Introduction

As stated by the 11th U.S. Congress in 2009. “The purposes of this Act include the following:

  • (1) To preserve and create jobs and promote economic recovery.

  • (5) To stabilize State and local government budgets, in order to minimize and avoid reductions in essential services and counterproductive state and local tax increases." 111th Congress (2009)

The American Recovery and Reinvestment Act (ARRA) of 2009 is one of the main achievements of the Obama administration (Flores 2015; Von Drehle 2016). The Act envisaged the largest fiscal stimulus in American history of approximately $800 billion. Two purposes of ARRA are to “to preserve and create jobs” and “promote economic recovery” after the Great Recession. Chodorow-Reich et al. (2012a) show that ARRA met the first objective. In this paper, we discuss the second objective by looking at ARRA expenditures and the development in economic activity since ARRA was signed into law by President Obama in early 2009.

In our discussion of ARRA, another main feature of the Act is its purpose to “stabilize State and local government budgets”. The ARRA was indeed designed “to dampen counterproductive tax increases or budget cuts” by providing state fiscal relief (CEA 2014, Chapter 3). Of the ARRA expenditures, a substantial $143 billion was intergovernmental transfers to state and local governments (CEA 2014, Chapter 3), the largest part of it by increasing the federal matching grants for states’ Medicaid expenditures (Federal Medical Assistance Percentage [FMAP] outlays).

We make use of the fact that the ARRA can be seen as a natural experiment. Expenditure levels differ per state, and this allows us to check whether states that received more due to ARRA have reached more favorable changes in their economic activity. The increases in the federal matching grants for states’ Medicaid expenditures indeed differ substantially. These grants were paid out quickly and states reported that this money avoided reductions in services (GAO 2009; NASBO 2008).

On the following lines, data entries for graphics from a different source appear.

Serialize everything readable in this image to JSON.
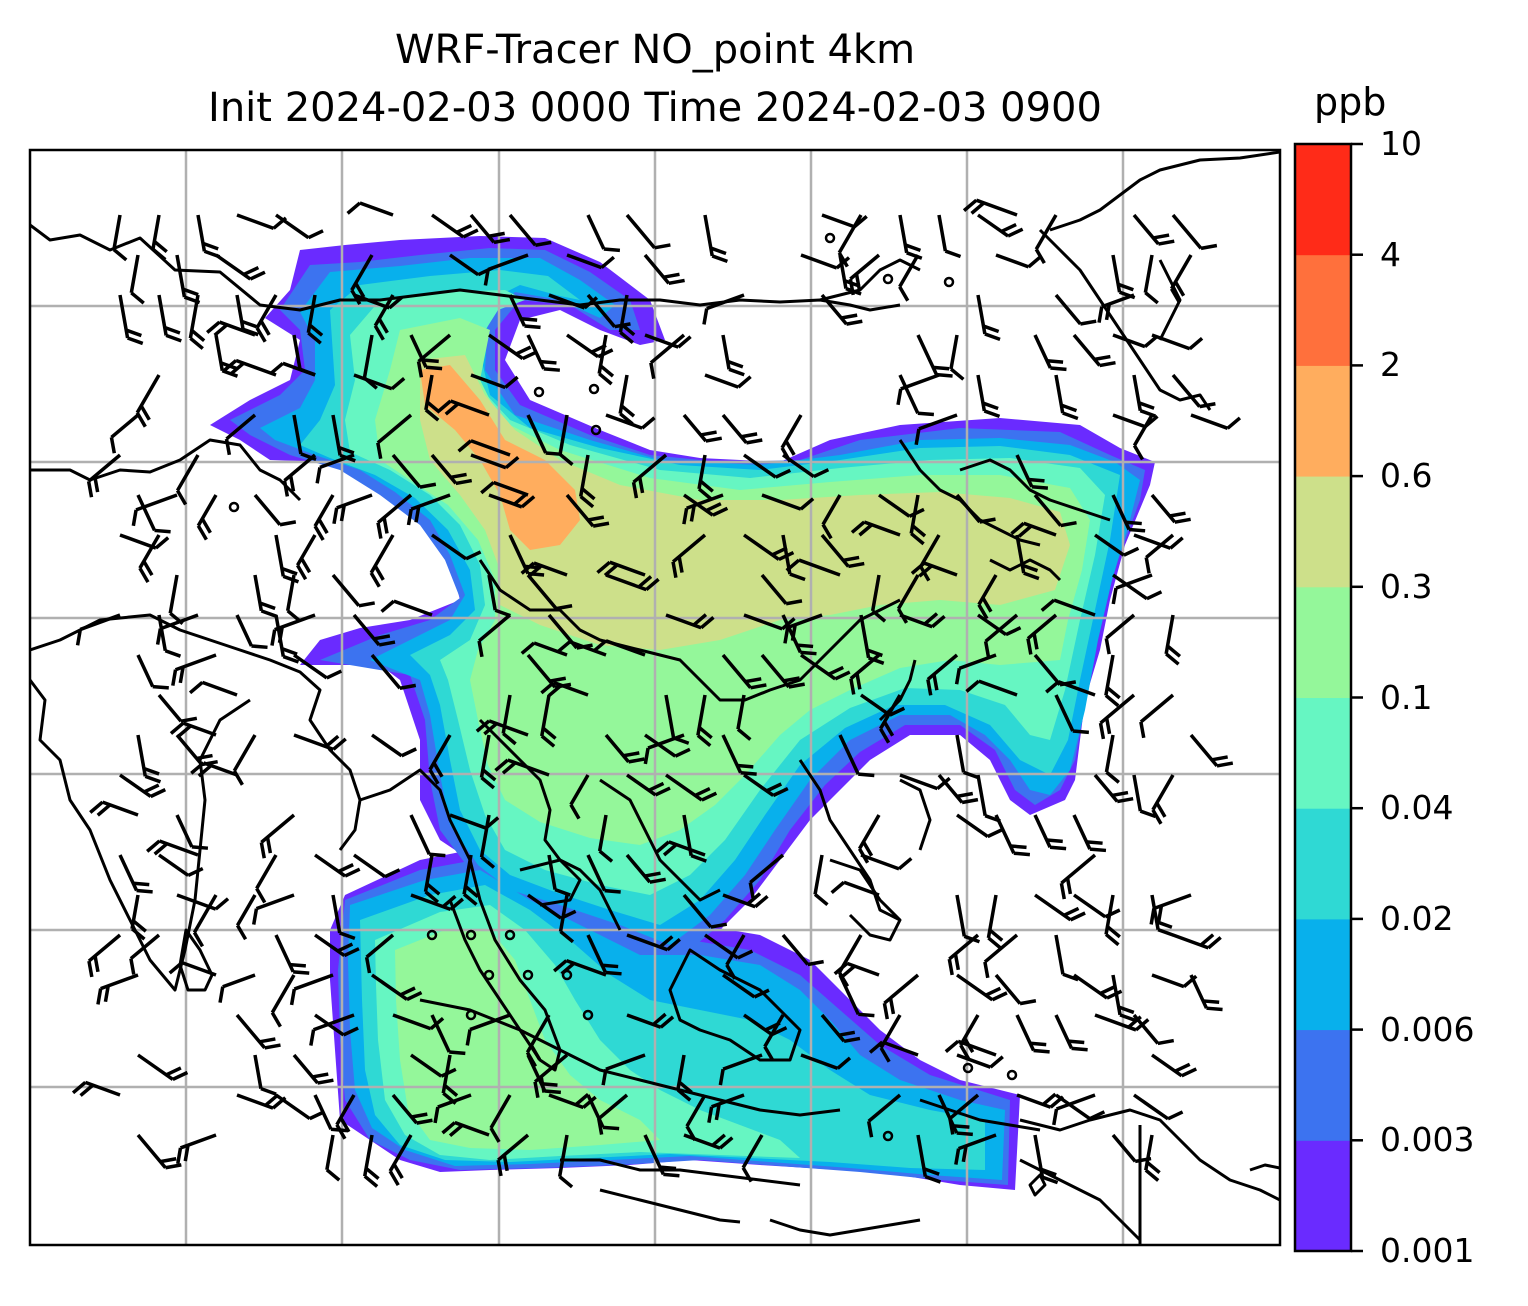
{
  "title": {
    "line1": "WRF-Tracer NO_point 4km",
    "line2": "Init 2024-02-03 0000 Time 2024-02-03 0900"
  },
  "colorbar": {
    "unit": "ppb",
    "levels": [
      "0.001",
      "0.003",
      "0.006",
      "0.02",
      "0.04",
      "0.1",
      "0.3",
      "0.6",
      "2",
      "4",
      "10"
    ],
    "colors": [
      "#6a2bff",
      "#3c73f0",
      "#08b0ec",
      "#2fd9d4",
      "#66f6c2",
      "#94f79a",
      "#cde08a",
      "#ffad5e",
      "#ff703c",
      "#ff2b18"
    ]
  },
  "map": {
    "gridlines": true,
    "coastlines": true,
    "wind_barbs": true,
    "calm_circles": true,
    "border_color": "#000000",
    "grid_color": "#b0b0b0"
  }
}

This enables a cross-section econometric strategy to estimate the effects of intergovernmental transfers on economic activity.

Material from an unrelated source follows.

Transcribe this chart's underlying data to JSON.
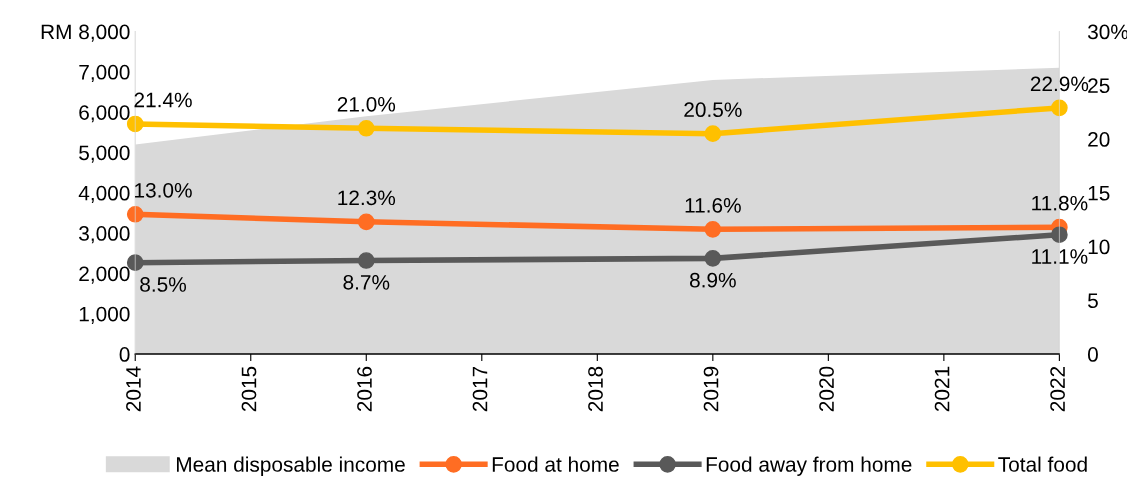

A problem with the analysis is that ARRA spending may depend on a state’s economic situation. States which were hit harder and/or which were recovering more slowly might have received more state fiscal relief in the form of FMAP outlays. An ordinary least squares (OLS) estimation of the relationship between the size of the stimulus and its effect on the economy might therefore understate this effect. We address this endogeneity problem following Chodorow-Reich et al. (2012a) by using Medicaid transfers in 2007 as an instrument to isolate the part of the stimulus that is not related to economic circumstances after the crisis. The ARRA stimulus a state received also depended on these 2007 pre-recession transfers, and the identification strategy is to consider the cross-state variation in stimulus spending that results from pre-recession differences in Medicaid transfers.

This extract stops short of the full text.